I'm a lawyer and while people are correct that a gift is a gift, the revocability of that gift depends on the circumstances. For example, an engagement ring is given as a gift in anticipation of marriage. If the couple breaks up and the marriage doesn't happen, the woman is legally obligated to return the ring to the man.
Now I'm not saying he gave his wife the kidney as consideration for anything as I do not know the full circumstances of the case but my guess is that the complaint addresses some cause of action regarding the "gift".
@PhatBoY113@xanga - Not really related to the op but I'm curious. I was always under the impression that if the woman broke off the engagement she was obligated to give the ring back, but if it was the man who ended things, she was not obligated to give the ring back, as it is he who is guilty of breach of promise. I'm not trying to be argumentative, I'm honestly curious.

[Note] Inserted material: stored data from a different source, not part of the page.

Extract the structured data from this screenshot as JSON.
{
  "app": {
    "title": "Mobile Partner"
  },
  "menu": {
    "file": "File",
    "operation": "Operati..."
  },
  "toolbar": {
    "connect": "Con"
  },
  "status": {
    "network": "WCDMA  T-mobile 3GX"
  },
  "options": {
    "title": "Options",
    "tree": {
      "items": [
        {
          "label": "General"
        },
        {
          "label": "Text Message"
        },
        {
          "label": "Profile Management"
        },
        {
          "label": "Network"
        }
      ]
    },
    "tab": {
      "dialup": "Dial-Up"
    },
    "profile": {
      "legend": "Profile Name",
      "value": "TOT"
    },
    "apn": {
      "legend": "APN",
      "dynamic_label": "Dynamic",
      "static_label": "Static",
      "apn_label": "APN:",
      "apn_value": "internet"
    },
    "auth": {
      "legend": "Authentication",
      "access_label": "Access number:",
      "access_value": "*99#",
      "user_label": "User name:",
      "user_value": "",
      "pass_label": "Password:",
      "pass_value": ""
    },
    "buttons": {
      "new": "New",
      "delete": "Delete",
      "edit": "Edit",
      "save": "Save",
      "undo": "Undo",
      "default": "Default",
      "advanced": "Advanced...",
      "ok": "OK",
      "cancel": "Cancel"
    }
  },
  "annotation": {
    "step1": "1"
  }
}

As to the rest of it all, There are two sides to every story. Maybe she cheated, maybe she didn't. Maybe he was obsessive and controlling, maybe he wasn't. No one will ever know for sure besides them, I just feel badly that the children are suffering. I'm sure that can't be easy to go through.
@babyK102982@xanga - You bring up a very good question. It actually depends on the state you live in. When deciding who gets to keep the engagement ring, courts do not agree on whether it should matter who did the breaking up or why.
To some judges, it isn't fair that the giver should always get the ring back, especially if the receiver was ready to go ahead with the marriage and the giver broke it off. They think it would be unfair for the receiver to keep the ring if the engagement was broken because of the receiver's unfaithfulness or other wrongdoing. In those cases, the ring should be returned to its purchaser (giver). This "fault-based" rule is the majority approach.
Other judges, however, think that the whole matter of who broke up with whom isn't any of their business. If the wedding's off, the giver should get the ring back, regardless of who, why, where, or when the engagement ended. After all, they reason, no-fault divorce makes it possible for marriages to end without bitter court fights over whose fault it was; engagements should be treated the same way.
Here in NY and NJ, the courts hold to the no-fault reasoning where the donor should always get the ring back regardless of who broke it off.
@PhatBoY113@xanga - Thanks for the answer. I appreciate it. I was always curious about the technicalities. :)
Would he have donated his kidney to her if they had been divorced at the time? If no, then he has a right to ask it back. He didn't give it to her so that she could recover and then sleep around like a hoe.
You can't just take someone's kidney and then betray him! wtf
Wasn't something close to this an episode of 'Grey's Anatomy'?
If I give someone something, it's theirs. I don't care if it's a kidney or a post-it note. I have no expectations of getting it back if we're no longer on speaking terms. Those are my own personal standards.
Legally, I don't think he'll get it either. It is not the as a ring or other material possession. It has no monitary value.
the word is not "wrench," it is "wench." "wench" means "whore," while "wrench" is a tool.
i can understand his side actually; how humiliated he must be, to have saved her life and she went and cheated on him.Â
however, what i do not understand is who determined the worth of his kidney ($1.5 million). he got it for free, you know, and i'm sure it's no better than anyone else's. what, was it made out of platinum?!